The good news: The shift to clean, lower-emissions energy is not only possible, but it can also be profitable, starting with the relatively low-hanging fruit of the move toward energy efficiency. To encourage this shift, leaders need to focus on three initials: R&D&D.
R&D is research and development, of course. But to activate R&D, the second D — deployment — is essential. And for deployment, governments and businesses need to work in concert to create incentives for clean energy innovation to avoid locking in high-carbon infrastructure.
Globally, we stand to gain $26 trillion in economic benefit by investing in low-carbon growth between now and 2030, rather than continuing with the outmoded 20th century, fossil-fueled model.
Change is rarely easy, especially when the old way of doing things is as entrenched as oil, gas and coal are. Over the last decade, in the wake of the Great Recession that began in 2008, there was hope that the world had decoupled energy from carbon and was ready to ramp up solar, wind and other renewable power.
Clean energy is now indeed a power source of choice in many sectors, with investment in renewables outstripping that of coal. But it’s time to examine the oil and gas sector, which still has not made much progress. So energy ministers must determine which policy levers will be most effective in moving their respective countries forward and then double down on their efforts to craft these policies.
Even in the United States, where the Trump administration has had a negative response to changes in the energy mix, there are signs that the shift we need is possible. Congress has rejected the current administration’s efforts to scale back the Energy Department’s science funding, continuing to pay for the popular ARPA-E program that funds and develops advanced energy technologies. Other programs have taken a hit, but U.S. lawmakers have generally supported energy innovation, including programs that would help tackle climate change.
The moment is ripe for investment in clean energy. In the power sector, priorities for R&D&D include: switching to higher-efficiency, lower-emission steam turbines; advances in bulk energy storage; reducing the cost of long-distance power transmission; developing offshore and high-altitude wind power, and taking advantage of ultra-low-cost solar photovoltaics that could drive costs down to as little as 10 to 20 cents per watt, making it up to 80 percent cheaper than current technologies.
Comparable energy R&D&D advances are possible in transportation, buildings and industrial processes, enabling technologies and in deriving economic value from captured carbon dioxide.
The first item on the agenda should be a close look at existing energy efficiency policies, focusing on opportunities to raise standards for efficiency of equipment, including tax treatment and financial mechanisms that can speed deployment. Next up is a concentration on the range of investments needed to support and deploy more renewable energy, clean technology and lower-carbon fuels.

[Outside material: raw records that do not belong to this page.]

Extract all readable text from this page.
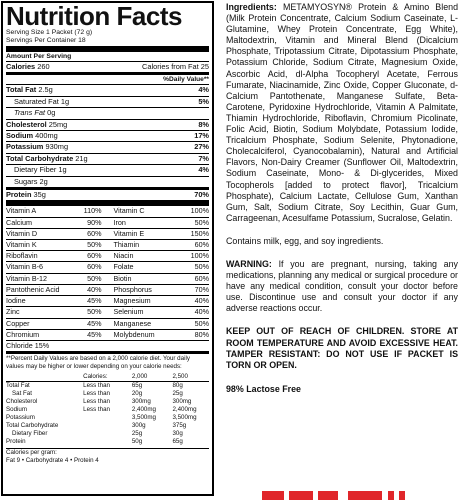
Nutrition Facts
Serving Size 1 Packet (72 g)
Servings Per Container 18
Amount Per Serving
Calories 260	Calories from Fat 25
%Daily Value**
Total Fat 2.5g	4%
Saturated Fat 1g	5%
Trans Fat 0g
Cholesterol 25mg	8%
Sodium 400mg	17%
Potassium 930mg	27%
Total Carbohydrate 21g	7%
Dietary Fiber 1g	4%
Sugars 2g
Protein 35g	70%
Vitamin A	110% Vitamin C	100%
Calcium	90% Iron	50%
Vitamin D	60% Vitamin E	150%
Vitamin K	50% Thiamin	60%
Riboflavin	60% Niacin	100%
Vitamin B-6	60% Folate	50%
Vitamin B-12	50% Biotin	60%
Pantothenic Acid	40% Phosphorus	70%
Iodine	45% Magnesium	40%
Zinc	50% Selenium	40%
Copper	45% Manganese	50%
Chromium	45% Molybdenum	80%
Chloride 15%
**Percent Daily Values are based on a 2,000 calorie diet. Your daily values may be higher or lower depending on your calorie needs:
	Calories:	2,000	2,500
Total Fat	Less than	65g	80g
Sat Fat	Less than	20g	25g
Cholesterol	Less than	300mg	300mg
Sodium	Less than	2,400mg	2,400mg
Potassium		3,500mg	3,500mg
Total Carbohydrate		300g	375g
Dietary Fiber		25g	30g
Protein		50g	65g
Calories per gram:
Fat 9 • Carbohydrate 4 • Protein 4

Ingredients: METAMYOSYN® Protein & Amino Blend (Milk Protein Concentrate, Calcium Sodium Caseinate, L-Glutamine, Whey Protein Concentrate, Egg White), Maltodextrin, Vitamin and Mineral Blend (Dicalcium Phosphate, Tripotassium Citrate, Dipotassium Phosphate, Potassium Chloride, Sodium Citrate, Magnesium Oxide, Ascorbic Acid, dl-Alpha Tocopheryl Acetate, Ferrous Fumarate, Niacinamide, Zinc Oxide, Copper Gluconate, d-Calcium Pantothenate, Manganese Sulfate, Beta-Carotene, Pyridoxine Hydrochloride, Vitamin A Palmitate, Thiamin Hydrochloride, Riboflavin, Chromium Picolinate, Folic Acid, Biotin, Sodium Molybdate, Potassium Iodide, Tricalcium Phosphate, Sodium Selenite, Phytonadione, Cholecalciferol, Cyanocobalamin), Natural and Artificial Flavors, Non-Dairy Creamer (Sunflower Oil, Maltodextrin, Sodium Caseinate, Mono- & Di-glycerides, Mixed Tocopherols [added to protect flavor], Tricalcium Phosphate), Calcium Lactate, Cellulose Gum, Xanthan Gum, Salt, Sodium Citrate, Soy Lecithin, Guar Gum, Carrageenan, Acesulfame Potassium, Sucralose, Gelatin.

Contains milk, egg, and soy ingredients.

WARNING: If you are pregnant, nursing, taking any medications, planning any medical or surgical procedure or have any medical condition, consult your doctor before use. Discontinue use and consult your doctor if any adverse reactions occur.

KEEP OUT OF REACH OF CHILDREN. STORE AT ROOM TEMPERATURE AND AVOID EXCESSIVE HEAT. TAMPER RESISTANT: DO NOT USE IF PACKET IS TORN OR OPEN.

98% Lactose Free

Beyond R&D&D, there’s C: commercialization. For clean energy to flourish, it must be shown to be commercially viable, and for that to happen, government leaders need to engage the private sector to ensure that businesses have the energy they require for manufacturing and that the transition pathway to a lower-carbon economy is clear.

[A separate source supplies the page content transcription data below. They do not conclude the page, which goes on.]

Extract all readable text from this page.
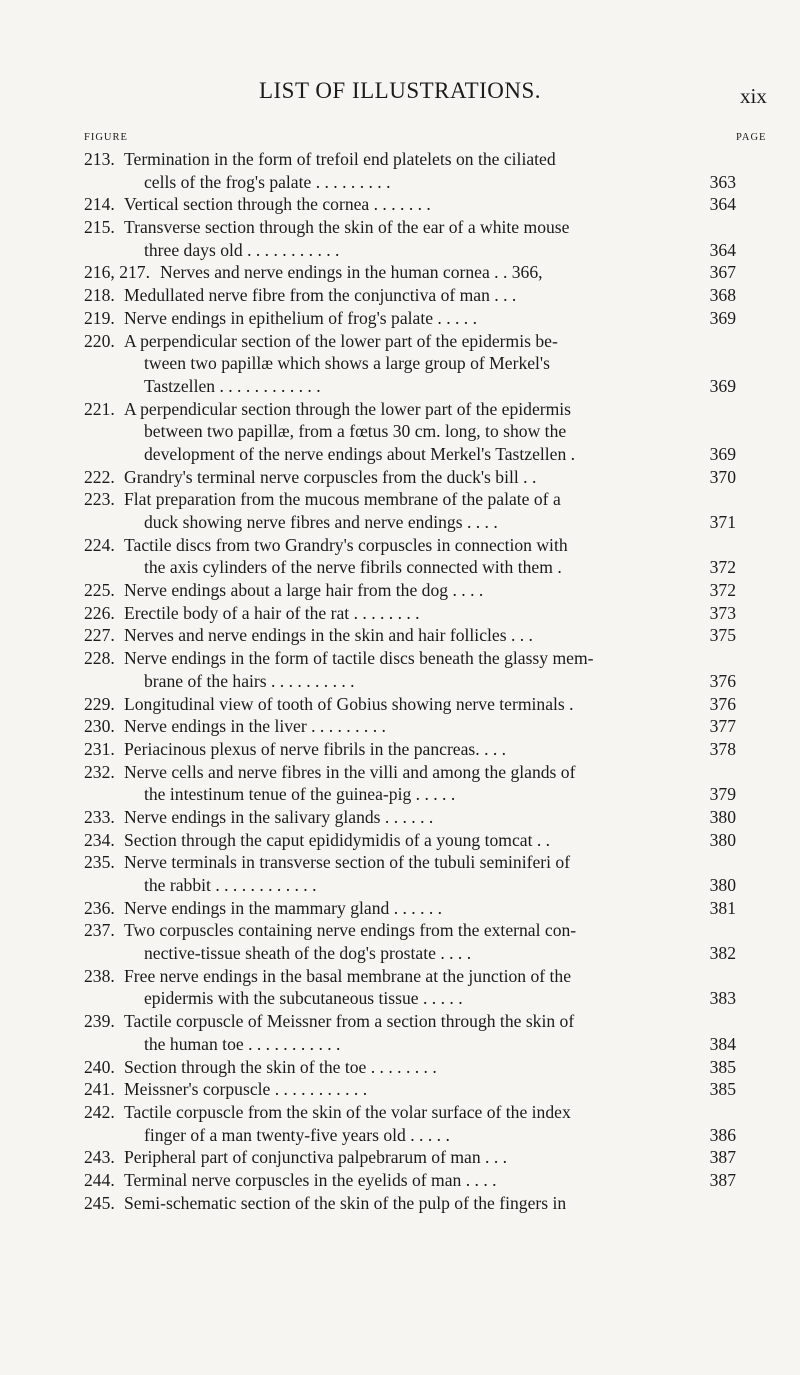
LIST OF ILLUSTRATIONS.	xix
FIGURE	PAGE
213. Termination in the form of trefoil end platelets on the ciliated
cells of the frog's palate . . . . . . . . .	363
214. Vertical section through the cornea . . . . . . .	364
215. Transverse section through the skin of the ear of a white mouse
three days old . . . . . . . . . . .	364
216, 217. Nerves and nerve endings in the human cornea . . 366,	367
218. Medullated nerve fibre from the conjunctiva of man . . .	368
219. Nerve endings in epithelium of frog's palate . . . . .	369
220. A perpendicular section of the lower part of the epidermis be-
tween two papillæ which shows a large group of Merkel's
Tastzellen . . . . . . . . . . . .	369
221. A perpendicular section through the lower part of the epidermis
between two papillæ, from a fœtus 30 cm. long, to show the
development of the nerve endings about Merkel's Tastzellen .	369
222. Grandry's terminal nerve corpuscles from the duck's bill . .	370
223. Flat preparation from the mucous membrane of the palate of a
duck showing nerve fibres and nerve endings . . . .	371
224. Tactile discs from two Grandry's corpuscles in connection with
the axis cylinders of the nerve fibrils connected with them .	372
225. Nerve endings about a large hair from the dog . . . .	372
226. Erectile body of a hair of the rat . . . . . . . .	373
227. Nerves and nerve endings in the skin and hair follicles . . .	375
228. Nerve endings in the form of tactile discs beneath the glassy mem-
brane of the hairs . . . . . . . . . .	376
229. Longitudinal view of tooth of Gobius showing nerve terminals .	376
230. Nerve endings in the liver . . . . . . . . .	377
231. Periacinous plexus of nerve fibrils in the pancreas. . . .	378
232. Nerve cells and nerve fibres in the villi and among the glands of
the intestinum tenue of the guinea-pig . . . . .	379
233. Nerve endings in the salivary glands . . . . . .	380
234. Section through the caput epididymidis of a young tomcat . .	380
235. Nerve terminals in transverse section of the tubuli seminiferi of
the rabbit . . . . . . . . . . . .	380
236. Nerve endings in the mammary gland . . . . . .	381
237. Two corpuscles containing nerve endings from the external con-
nective-tissue sheath of the dog's prostate . . . .	382
238. Free nerve endings in the basal membrane at the junction of the
epidermis with the subcutaneous tissue . . . . .	383
239. Tactile corpuscle of Meissner from a section through the skin of
the human toe . . . . . . . . . . .	384
240. Section through the skin of the toe . . . . . . . .	385
241. Meissner's corpuscle . . . . . . . . . . .	385
242. Tactile corpuscle from the skin of the volar surface of the index
finger of a man twenty-five years old . . . . .	386
243. Peripheral part of conjunctiva palpebrarum of man . . .	387
244. Terminal nerve corpuscles in the eyelids of man . . . .	387
245. Semi-schematic section of the skin of the pulp of the fingers in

This is no small task, even with the strong support shown by more than 500 companies that have signed onto the Science Based Targets initiative, agreeing to set targets for their operations that are rooted in science aimed at limiting global temperature rise to well below 2 degrees C (3.6 degrees F).

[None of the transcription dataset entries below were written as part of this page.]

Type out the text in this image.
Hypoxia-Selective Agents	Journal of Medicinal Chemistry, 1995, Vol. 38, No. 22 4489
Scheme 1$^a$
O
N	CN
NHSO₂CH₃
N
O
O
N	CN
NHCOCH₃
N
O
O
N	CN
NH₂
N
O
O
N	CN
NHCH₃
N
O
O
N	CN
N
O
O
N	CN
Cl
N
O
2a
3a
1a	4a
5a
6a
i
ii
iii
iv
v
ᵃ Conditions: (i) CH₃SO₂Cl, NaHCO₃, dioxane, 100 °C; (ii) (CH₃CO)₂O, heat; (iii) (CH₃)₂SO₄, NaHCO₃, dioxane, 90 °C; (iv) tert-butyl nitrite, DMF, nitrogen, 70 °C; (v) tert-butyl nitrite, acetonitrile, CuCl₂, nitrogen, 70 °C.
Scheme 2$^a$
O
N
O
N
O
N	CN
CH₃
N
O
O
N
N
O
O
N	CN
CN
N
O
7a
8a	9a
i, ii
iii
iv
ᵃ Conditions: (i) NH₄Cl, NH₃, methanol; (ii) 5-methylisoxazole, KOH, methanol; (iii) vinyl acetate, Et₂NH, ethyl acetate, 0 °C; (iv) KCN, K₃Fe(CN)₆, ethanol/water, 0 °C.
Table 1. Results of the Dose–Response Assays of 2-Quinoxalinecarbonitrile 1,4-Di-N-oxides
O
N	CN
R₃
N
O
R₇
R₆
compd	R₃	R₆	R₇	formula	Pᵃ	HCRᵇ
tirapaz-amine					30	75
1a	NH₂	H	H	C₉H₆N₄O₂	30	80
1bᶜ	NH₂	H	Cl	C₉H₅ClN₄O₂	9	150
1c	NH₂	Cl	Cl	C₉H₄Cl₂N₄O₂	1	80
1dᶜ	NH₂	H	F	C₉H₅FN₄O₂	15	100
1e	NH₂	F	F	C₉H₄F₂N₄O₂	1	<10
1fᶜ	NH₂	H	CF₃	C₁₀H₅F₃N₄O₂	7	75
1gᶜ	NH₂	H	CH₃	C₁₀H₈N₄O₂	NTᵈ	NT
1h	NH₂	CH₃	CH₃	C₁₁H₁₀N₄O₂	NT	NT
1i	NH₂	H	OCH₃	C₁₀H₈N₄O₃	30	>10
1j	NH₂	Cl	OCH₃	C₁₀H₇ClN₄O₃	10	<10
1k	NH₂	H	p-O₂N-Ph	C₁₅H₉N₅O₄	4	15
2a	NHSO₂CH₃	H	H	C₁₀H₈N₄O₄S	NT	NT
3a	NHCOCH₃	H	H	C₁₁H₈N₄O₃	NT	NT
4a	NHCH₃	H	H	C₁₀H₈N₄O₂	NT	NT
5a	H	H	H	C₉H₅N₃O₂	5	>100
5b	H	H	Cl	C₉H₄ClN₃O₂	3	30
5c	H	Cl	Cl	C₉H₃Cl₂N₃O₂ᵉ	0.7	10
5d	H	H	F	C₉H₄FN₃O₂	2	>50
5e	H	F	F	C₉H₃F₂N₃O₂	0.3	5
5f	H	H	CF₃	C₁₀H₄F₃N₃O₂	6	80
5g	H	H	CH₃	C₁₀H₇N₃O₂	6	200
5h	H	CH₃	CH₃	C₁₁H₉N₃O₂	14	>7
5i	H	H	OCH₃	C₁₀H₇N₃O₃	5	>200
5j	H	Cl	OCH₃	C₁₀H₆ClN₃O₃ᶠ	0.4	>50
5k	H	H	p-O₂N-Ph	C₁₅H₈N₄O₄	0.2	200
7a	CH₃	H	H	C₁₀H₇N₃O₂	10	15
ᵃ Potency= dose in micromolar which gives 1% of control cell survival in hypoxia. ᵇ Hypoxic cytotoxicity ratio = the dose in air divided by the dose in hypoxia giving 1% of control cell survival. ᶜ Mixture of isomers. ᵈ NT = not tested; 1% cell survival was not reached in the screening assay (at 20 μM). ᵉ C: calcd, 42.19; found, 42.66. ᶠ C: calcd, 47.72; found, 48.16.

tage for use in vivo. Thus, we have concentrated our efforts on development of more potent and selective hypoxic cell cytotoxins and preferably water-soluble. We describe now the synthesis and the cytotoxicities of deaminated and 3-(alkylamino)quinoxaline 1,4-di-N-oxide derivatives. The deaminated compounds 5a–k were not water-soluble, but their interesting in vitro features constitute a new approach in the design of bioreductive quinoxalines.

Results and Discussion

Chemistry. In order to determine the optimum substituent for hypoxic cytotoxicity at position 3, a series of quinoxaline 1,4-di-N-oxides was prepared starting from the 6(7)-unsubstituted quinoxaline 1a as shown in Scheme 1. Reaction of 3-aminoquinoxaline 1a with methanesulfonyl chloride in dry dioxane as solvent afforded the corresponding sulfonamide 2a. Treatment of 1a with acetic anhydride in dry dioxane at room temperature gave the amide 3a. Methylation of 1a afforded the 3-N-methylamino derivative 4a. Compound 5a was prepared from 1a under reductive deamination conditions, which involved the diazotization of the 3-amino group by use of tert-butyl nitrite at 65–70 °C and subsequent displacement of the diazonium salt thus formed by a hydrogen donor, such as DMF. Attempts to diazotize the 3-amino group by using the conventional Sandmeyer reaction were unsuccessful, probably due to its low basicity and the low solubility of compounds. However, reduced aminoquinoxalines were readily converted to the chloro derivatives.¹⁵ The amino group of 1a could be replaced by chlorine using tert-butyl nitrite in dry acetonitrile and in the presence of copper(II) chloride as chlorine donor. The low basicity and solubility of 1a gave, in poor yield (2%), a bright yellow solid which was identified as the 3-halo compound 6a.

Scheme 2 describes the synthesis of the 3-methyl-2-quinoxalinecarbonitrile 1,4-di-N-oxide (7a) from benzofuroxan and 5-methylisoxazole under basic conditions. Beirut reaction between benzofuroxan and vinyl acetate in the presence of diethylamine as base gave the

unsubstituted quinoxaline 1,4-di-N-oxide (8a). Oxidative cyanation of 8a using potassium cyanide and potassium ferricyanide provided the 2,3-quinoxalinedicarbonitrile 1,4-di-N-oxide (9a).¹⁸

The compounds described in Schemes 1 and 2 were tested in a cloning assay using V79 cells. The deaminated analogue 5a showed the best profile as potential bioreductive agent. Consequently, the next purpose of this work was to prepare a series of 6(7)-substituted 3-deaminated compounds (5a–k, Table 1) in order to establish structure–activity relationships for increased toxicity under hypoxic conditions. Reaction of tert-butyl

Analyses by the Energy Transitions Commission offer guidance on how to move forward, outlining ways to achieve net-zero carbon emissions in hard-to-abate sectors including cement, steel, plastics, trucking, shipping and aviation. Together, these industries represent 30 percent of energy emissions today, a share that could increase to 60 percent by midcentury as other sectors lower their emissions.
National energy ministers are a key part of the solution, but they can’t do it alone. It is crucial for those that gathered in Vancouver to work with their counterparts in ministries of commerce and industry — along with business leaders — to determine the best incentives to change private-sector behavior.
As a baseline, most companies would prefer to upgrade to energy-efficient equipment, but they defer these investments because capital is scarce. Tax treatments or financial resources that encourage upgrading equipment could alter that narrative. At its core, this is a practical problem with practical solutions. We know what needs to happen in terms of changes in the private and public spheres to avoid hazardous temperature rise that could spur the most severe effects of a changing climate.
With the momentum of the Clean Energy Ministerial meeting behind us, now is the ideal time to start setting those changes in motion.
Jennifer Layke is director of the energy program at the World Resources Institute.